Other Data Governance Principles and Resolutions

“The basis of our governments being the opinion of the people, the very first object should be to keep that right; and were it left to me to decide whether we should have a government without newspapers, or newspapers without a government, I should not hesitate a moment to prefer the latter.  But I should mean that every man should receive those papers and be capable of reading them.”

– Thomas Jefferson (Letter to Edward Carrington, January 1787)

As discussed in the Preamble to this Guide, in addition to protection of Data privacy, the Task Force embraces the use of Data by cities and counties to address complex challenges and improve government services. Moreover, as addressed in Section 5 of this Guide, local government can and should engage the communities they serve in well-informed ways to collectively leverage properly available data for public good. Accordingly, in addition to the Privacy Principles and Resolutions discussed in Subsection B. above, it is recommended that Jurisdictions consider adopting by resolution principles along the following lines: 

• The Jurisdiction is committed to maintaining a robust, dynamic, and easily accessible Open Data Program to both (i) serve the public’s right to public information and (ii) facilitate community engagement and collaborative civic innovation in the delivery of public services and in actions that enhance the quality of life and opportunities for prosperity for residents and organizations and protect the physical environment in which they reside. 
• The Jurisdiction shall employ Data management and Data governance practices designed to ensure that Data it seeks to use is of sufficient integrity and is accessible to appropriate parties in proper and efficient ways that facilitate informed decision-making in pursuit of fulfilling its duties to the public and implementing its strategic plans for public benefit. 

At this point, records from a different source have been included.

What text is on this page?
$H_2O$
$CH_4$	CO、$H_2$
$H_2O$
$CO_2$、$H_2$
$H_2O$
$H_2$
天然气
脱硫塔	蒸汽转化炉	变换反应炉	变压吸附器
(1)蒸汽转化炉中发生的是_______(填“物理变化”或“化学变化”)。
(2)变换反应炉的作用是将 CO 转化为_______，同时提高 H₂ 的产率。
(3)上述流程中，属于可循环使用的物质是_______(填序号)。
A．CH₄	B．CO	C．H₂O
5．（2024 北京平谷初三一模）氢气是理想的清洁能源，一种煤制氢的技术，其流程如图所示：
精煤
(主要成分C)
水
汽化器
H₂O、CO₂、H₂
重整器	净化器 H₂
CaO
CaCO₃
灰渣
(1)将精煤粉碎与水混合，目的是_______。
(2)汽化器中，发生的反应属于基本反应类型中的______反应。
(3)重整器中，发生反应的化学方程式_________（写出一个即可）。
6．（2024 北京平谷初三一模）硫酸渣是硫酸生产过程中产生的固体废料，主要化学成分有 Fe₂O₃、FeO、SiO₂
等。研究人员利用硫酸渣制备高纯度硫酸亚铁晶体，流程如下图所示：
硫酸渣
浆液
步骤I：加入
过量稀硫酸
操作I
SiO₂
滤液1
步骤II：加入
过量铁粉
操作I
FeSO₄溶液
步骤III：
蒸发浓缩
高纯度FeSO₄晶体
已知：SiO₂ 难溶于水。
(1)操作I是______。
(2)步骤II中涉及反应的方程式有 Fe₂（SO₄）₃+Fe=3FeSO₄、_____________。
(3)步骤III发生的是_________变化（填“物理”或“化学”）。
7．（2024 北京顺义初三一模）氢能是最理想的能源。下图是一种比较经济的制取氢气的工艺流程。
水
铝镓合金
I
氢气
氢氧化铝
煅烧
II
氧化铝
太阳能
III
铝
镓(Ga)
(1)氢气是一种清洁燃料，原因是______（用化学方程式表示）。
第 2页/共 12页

The Task Force has identified various resources supporting the value of a Jurisdiction adopting those two principles and containing descriptions of practices to implement them that users of this Guide are encouraged to consider—see the Open Data Policies section of the Resources Library. 

In particular, we wish to highlight Washington DC’s data policy reflecting the intentional effort of using Data as a tool to improve services. 

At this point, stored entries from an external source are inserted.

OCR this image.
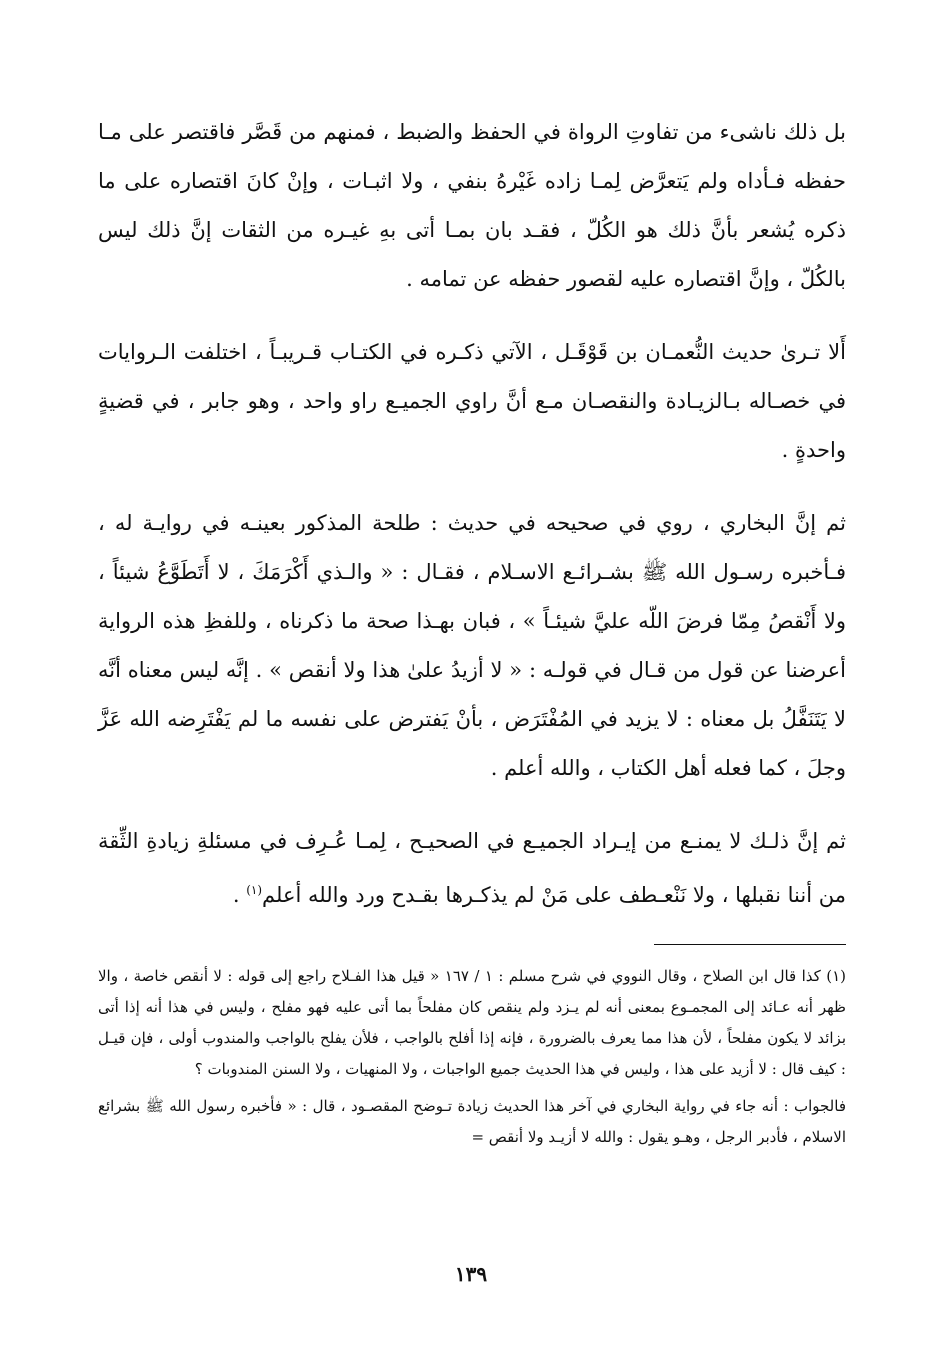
بل ذلك ناشىء من تفاوتِ الرواة في الحفظ والضبط ، فمنهم من قَصَّر فاقتصر على مـا حفظه فـأداه ولم يَتعرَّض لِمـا زاده غَيْرهُ بنفي ، ولا اثبـات ، وإنْ كانَ اقتصاره على ما ذكره يُشعر بأنَّ ذلك هو الكُلّ ، فقـد بان بمـا أتى بهِ غيـره من الثقات إنَّ ذلك ليس بالكُلّ ، وإنَّ اقتصاره عليه لقصور حفظه عن تمامه .

أَلا تـرىٰ حديث النُّعمـان بن قَوْقَـل ، الآتي ذكـره في الكتـاب قـريبـاً ، اختلفت الـروايات في خصـاله بـالزيـادة والنقصـان مـع أنَّ راوي الجميـع راو واحد ، وهو جابر ، في قضيةٍ واحدةٍ .

ثم إنَّ البخاري ، روي في صحيحه في حديث : طلحة المذكور بعينـه في روايـة له ، فـأخبره رسـول الله ﷺ بشـرائـع الاسـلام ، فقـال : « والـذي أَكْرَمَكَ ، لا أَتَطَوَّعُ شيئاً ، ولا أَنْقصُ مِمّا فرضَ اللّه عليَّ شيئـاً » ، فبان بهـذا صحة ما ذكرناه ، وللفظِ هذه الرواية أعرضنا عن قول من قـال في قولـه : « لا أزيدُ علىٰ هذا ولا أنقص » . إنَّه ليس معناه أنَّه لا يَتَنَفَّلُ بل معناه : لا يزيد في المُفْتَرَض ، بأنْ يَفترض على نفسه ما لم يَفْتَرِضه الله عَزَّ وجلَ ، كما فعله أهل الكتاب ، والله أعلم .

ثم إنَّ ذلـك لا يمنـع من إيـراد الجميـع في الصحيـح ، لِمـا عُـرِف في مسئلةِ زيادةِ الثِّقة من أننا نقبلها ، ولا نَنْعـطف على مَنْ لم يذكـرها بقـدح ورد والله أعلم$^{(١)}$ .

(١) كذا قال ابن الصلاح ، وقال النووي في شرح مسلم : ١ / ١٦٧ « قيل هذا الفـلاح راجع إلى قوله : لا أنقص خاصة ، والا ظهر أنه عـائد إلى المجمـوع بمعنى أنه لم يـزد ولم ينقص كان مفلحاً بما أتى عليه فهو مفلح ، وليس في هذا أنه إذا أتى بزائد لا يكون مفلحاً ، لأن هذا مما يعرف بالضرورة ، فإنه إذا أفلح بالواجب ، فلأن يفلح بالواجب والمندوب أولى ، فإن قيـل : كيف قال : لا أزيد على هذا ، وليس في هذا الحديث جميع الواجبات ، ولا المنهيات ، ولا السنن المندوبات ؟

فالجواب : أنه جاء في رواية البخاري في آخر هذا الحديث زيادة تـوضح المقصـود ، قال : « فأخبره رسول الله ﷺ بشرائع الاسلام ، فأدبر الرجل ، وهـو يقول : والله لا أزيـد ولا أنقص =

١٣٩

From “Purpose” in D.C. Data Policy:⁹

“3. The greatest value from the District’s investment in data can only be realized when enterprise datasets are freely shared among District agencies, with federal and regional governments, and with the public to the fullest extent consistent with safety, privacy, and security. ‘Shared’ means that enterprise datasets shall be:

1. Open by default, meaning their existence will be publicly acknowledged, and further, if enterprise datasets are not shared, an explanation for restricting access will be publicly provided;
2. Published online and made available to all at no cost;
3. Discoverable and accessible;
4. Documented;
5. As complete as can be shared;
6. Timely;
7. Unencumbered by license restrictions; and
8. Available in common, non-proprietary, machine-readable formats that promote analysis and reuse.

By so sharing, the District can:

1. Improve the quality and lower the cost of government operations;
2. Make government more open, transparent, and accountable;
3. Enhance collaboration between public bodies, with partner organizations, and with the public; and
4. Further economic development, social services, public safety, and education by making data available to work with and study.”